(Reuters) - Attorneys for two Ohio teenage football players accused of raping a 16-year-old student have asked that the trial be moved because potential witnesses are afraid to come forward in defense of the boys, one of the lawyers said on Monday.
Walter Madison, the attorney for one of the accused rapists, Ma‘lik Richmon, said social media efforts to bring the alleged rape into the national spotlight have led to an atmosphere of intimidation and coercion.
“This has a chilling effect on witnesses who could come forward to be part of this process so my client can get a fair and full proceeding,” he told Reuters. “So, we’re left without the opportunity to make our case. That’s pretty serious.”
Richmond and Trenton Mays, both 16 and members of the Steubenville High School football team, are charged with raping a 16-year-old fellow student at a party last August.
The two students are set to be tried as juveniles in February in Steubenville, a city of 19,000 about 40 miles west of Pittsburgh.
Madison said his client’s mother has had to change her cell phone number multiple times due to threats and harassment.
Last week, the online activist group Anonymous made public a picture allegedly of the rape victim, being carried by her wrists and ankles by two young men, and of a video that showed several other young men joking about an alleged assault.
Madison said that Richmond is not seen in the video.

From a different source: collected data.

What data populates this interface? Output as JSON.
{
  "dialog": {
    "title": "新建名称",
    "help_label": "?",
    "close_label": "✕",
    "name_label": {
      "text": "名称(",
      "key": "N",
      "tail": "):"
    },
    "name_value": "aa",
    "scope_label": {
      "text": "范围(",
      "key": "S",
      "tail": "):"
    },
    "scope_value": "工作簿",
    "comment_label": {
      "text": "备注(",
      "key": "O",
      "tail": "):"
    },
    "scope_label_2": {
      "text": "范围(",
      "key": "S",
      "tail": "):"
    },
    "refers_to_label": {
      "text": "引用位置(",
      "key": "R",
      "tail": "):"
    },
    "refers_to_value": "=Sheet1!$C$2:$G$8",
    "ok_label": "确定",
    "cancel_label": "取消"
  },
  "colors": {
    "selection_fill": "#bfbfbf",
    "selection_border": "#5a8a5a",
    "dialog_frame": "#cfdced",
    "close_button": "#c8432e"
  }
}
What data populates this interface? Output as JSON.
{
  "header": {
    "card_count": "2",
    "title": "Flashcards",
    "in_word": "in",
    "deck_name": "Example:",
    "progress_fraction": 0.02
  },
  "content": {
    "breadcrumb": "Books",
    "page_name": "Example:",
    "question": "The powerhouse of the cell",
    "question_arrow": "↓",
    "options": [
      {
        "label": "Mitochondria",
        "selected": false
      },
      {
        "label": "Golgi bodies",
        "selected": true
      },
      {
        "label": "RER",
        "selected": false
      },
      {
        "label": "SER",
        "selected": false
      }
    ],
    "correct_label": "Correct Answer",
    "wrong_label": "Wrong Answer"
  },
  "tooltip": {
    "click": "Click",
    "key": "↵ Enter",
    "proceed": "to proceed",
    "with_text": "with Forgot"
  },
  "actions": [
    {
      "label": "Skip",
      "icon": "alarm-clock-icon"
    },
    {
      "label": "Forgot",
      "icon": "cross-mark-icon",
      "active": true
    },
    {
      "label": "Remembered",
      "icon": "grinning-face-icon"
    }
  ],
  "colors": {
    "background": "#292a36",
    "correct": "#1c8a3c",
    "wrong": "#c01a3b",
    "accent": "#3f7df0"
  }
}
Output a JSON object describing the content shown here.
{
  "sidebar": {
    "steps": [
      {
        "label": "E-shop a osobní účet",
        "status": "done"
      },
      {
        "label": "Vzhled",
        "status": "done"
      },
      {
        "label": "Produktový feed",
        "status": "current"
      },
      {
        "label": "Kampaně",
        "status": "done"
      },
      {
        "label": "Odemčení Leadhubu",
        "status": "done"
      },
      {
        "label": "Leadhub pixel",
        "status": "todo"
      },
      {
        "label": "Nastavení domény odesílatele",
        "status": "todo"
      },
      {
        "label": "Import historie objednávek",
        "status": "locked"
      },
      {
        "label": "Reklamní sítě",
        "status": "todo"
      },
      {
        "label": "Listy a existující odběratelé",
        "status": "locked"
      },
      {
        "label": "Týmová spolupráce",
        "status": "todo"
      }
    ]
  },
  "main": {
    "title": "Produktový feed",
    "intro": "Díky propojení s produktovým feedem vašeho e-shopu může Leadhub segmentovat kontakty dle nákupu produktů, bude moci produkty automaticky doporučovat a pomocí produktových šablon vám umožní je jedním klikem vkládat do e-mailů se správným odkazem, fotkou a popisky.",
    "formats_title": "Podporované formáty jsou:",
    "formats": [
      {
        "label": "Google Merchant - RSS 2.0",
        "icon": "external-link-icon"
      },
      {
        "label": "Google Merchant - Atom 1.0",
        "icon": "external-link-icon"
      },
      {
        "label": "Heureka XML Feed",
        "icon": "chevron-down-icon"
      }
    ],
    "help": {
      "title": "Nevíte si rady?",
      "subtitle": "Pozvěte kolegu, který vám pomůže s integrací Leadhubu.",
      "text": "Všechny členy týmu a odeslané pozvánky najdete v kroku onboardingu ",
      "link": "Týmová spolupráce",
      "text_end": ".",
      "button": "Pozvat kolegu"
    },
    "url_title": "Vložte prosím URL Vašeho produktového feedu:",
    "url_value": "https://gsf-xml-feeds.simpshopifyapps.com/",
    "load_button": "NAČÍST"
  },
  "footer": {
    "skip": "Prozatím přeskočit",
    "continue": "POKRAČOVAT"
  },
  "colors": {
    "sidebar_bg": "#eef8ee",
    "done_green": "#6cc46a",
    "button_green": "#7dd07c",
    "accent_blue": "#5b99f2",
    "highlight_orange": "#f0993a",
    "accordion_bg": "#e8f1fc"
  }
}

A county sheriff under fire for how he has handled the high school rape investigation faced down a crowd of protestors on Saturday and said no new charges will be brought against anyone involved in the case.
Activists say there had been a cover-up by local officials to protect the integrity of the high school’s football program.
Meanwhile, a petition to the White House calling for the two rape suspects to be tried as adults reached 25,000 signatures Monday, the threshold required to receive a response from the Obama Administration.
Moving the case to the adult court system would allow for a jury trial and a more severe penalty, the petition says.
“This is a serious offense and this needs to be an example for everyone that this type of behavior should not, and will not be tolerated in our society,” it says.
The petition, created December 25, more than doubled its number of supporters overnight. It had 11,000 signatures on Sunday.
It was submitted to the White House through its online petition website, We The People. Now that it has the required 25,000 signatures, the Obama Administration will give an official statement at some point in the future. The petition has no legal impact.